Quem pode combater o preconceito? Estado e UE
O caminho a trilhar para uma vida tranquila depois de um diagnóstico ainda é, por isso, longo – e, muitas vezes, dificultado pelo preconceito que teima em permanecer. E até nos locais “onde se deve dar o exemplo”.
“Onde surgem mais situações de discriminação é nos serviços de saúde. A maioria das pessoas opta por não partilhar no seu emprego ou até com amigos e familiares, mas com os profissionais de saúde, a maioria partilha. E, infelizmente são relatadas muitas, muitas situações”, lamenta.
Em 2019, a União Europeia encerrou o Grupo de Reflexão e o Fórum de Sociedade Civil sobre o VIH, hepatites virais e tuberculose – onde elaborava planos de ação e políticas públicas com as autoridades sanitárias e ONG de cada país para combater estas doenças.
Ainda assim, mantém-se de pé o financiamento direto de Bruxelas a projetos para combater as IST e as DST que, em Portugal, são geridos maioritariamente pelo Programa Nacional para a Infeção VIH, Sida e Tuberculose.
Apesar de se encontrar entre os objetivos a “elaboração de normas de orientação clínica e terapêutica”, Ana Luísa Duarte defende que os fundos europeus também devem ser direcionados para a formação de profissionais de saúde “para conseguirem tratar de forma aberta as questões da sexualidade”. E não só.
“Na sociedade civil, a publicidade institucional tem um papel mais importante. Acho que deveria ser relançada e investidas algumas campanhas até para deixar de associar VIH ao medo e à morte. A maioria das campanhas que foram feitas inicialmente eram muito pelo medo”, apela.
João Teixeira Sousa assina por baixo, até porque a discriminação sexual também afeta outras camadas da população. No caso das pessoas LGBT, o sexólogo confirma que até pode haver preconceito interno, com muitos jovens a acreditarem que as relações dentro da comunidade são mais tóxicas. “Todos vivemos nas mesmas sociedades. Ninguém fica imune a um discurso vigente, não é?”.
Educação sexual.
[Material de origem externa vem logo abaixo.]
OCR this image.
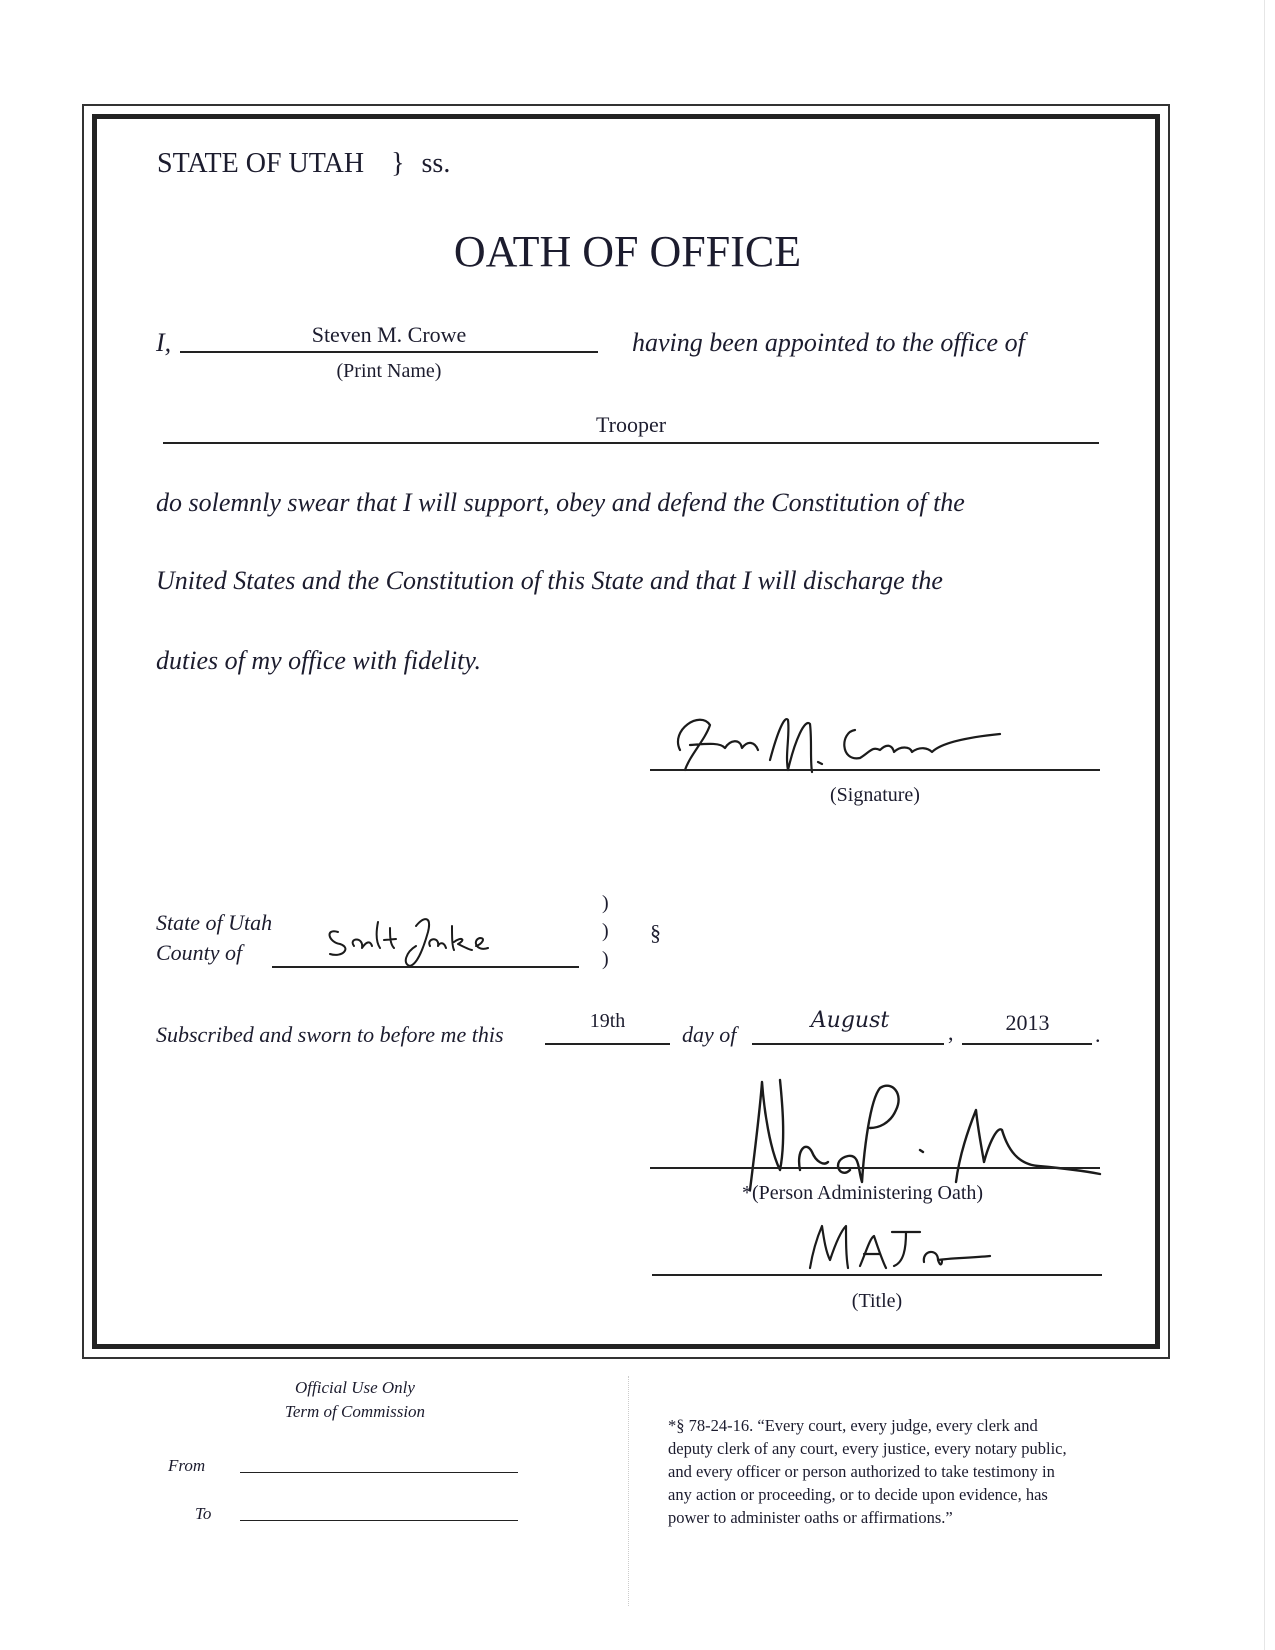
STATE OF UTAH } ss.
OATH OF OFFICE
I,	Steven M. Crowe
(Print Name)
having been appointed to the office of
Trooper
do solemnly swear that I will support, obey and defend the Constitution of the
United States and the Constitution of this State and that I will discharge the
duties of my office with fidelity.
(Signature)
State of Utah
County of
)
)
)
§
Subscribed and sworn to before me this
19th
day of
August	,	2013	.
*(Person Administering Oath)
(Title)
Official Use Only
Term of Commission
From
To
*§ 78-24-16. “Every court, every judge, every clerk and
deputy clerk of any court, every justice, every notary public,
and every officer or person authorized to take testimony in
any action or proceeding, or to decide upon evidence, has
power to administer oaths or affirmations.”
Afinal, é possível conciliar escola e família
Perante o anúncio do primeiro-ministro de que a disciplina de cidadania vai ser “libertada de amarras ideológicas”, João Teixeira Sousa não comenta diretamente as palavras do primeiro-ministro, mas reforça que a educação sexual “até atrasa o início da vida sexual e tem um impacto muito positivo no combate à violência de género”.
O sexólogo concorda, por isso, com a decisão de manter a disciplina obrigatória – e pede que se expliquem aos pais as razões pelas quais a educação sexual deve ser tratada num ambiente familiar e também escolar
“É preciso dizer aos pais que eles terão uma palavra a dizer e até podem não estar de acordo. Mas a educação sexual tem espaços informais, como a internet e redes sociais, que ninguém pode controlar. Portanto, é muito importante que os jovens tenham um espaço formal [a escola] onde partilham o que veem, ouvem, as dúvidas e as angústias”, assinala.
Este especialista aponta ainda que “deve haver” um programa mais estruturado, adaptado a cada idade e fase da vida. Já para Ana Luísa Duarte, o futuro da educação sexual passa por abordá-la também fora da sala de aula.
“Não só promover a formação dos professores nesta área, como também trazer outras pessoas de fora da escola, nomeadamente as ONGs, os próprios cuidados de saúde primários. Os professores trabalham em temas onde não estão muito à vontade e isso não facilita”, remata.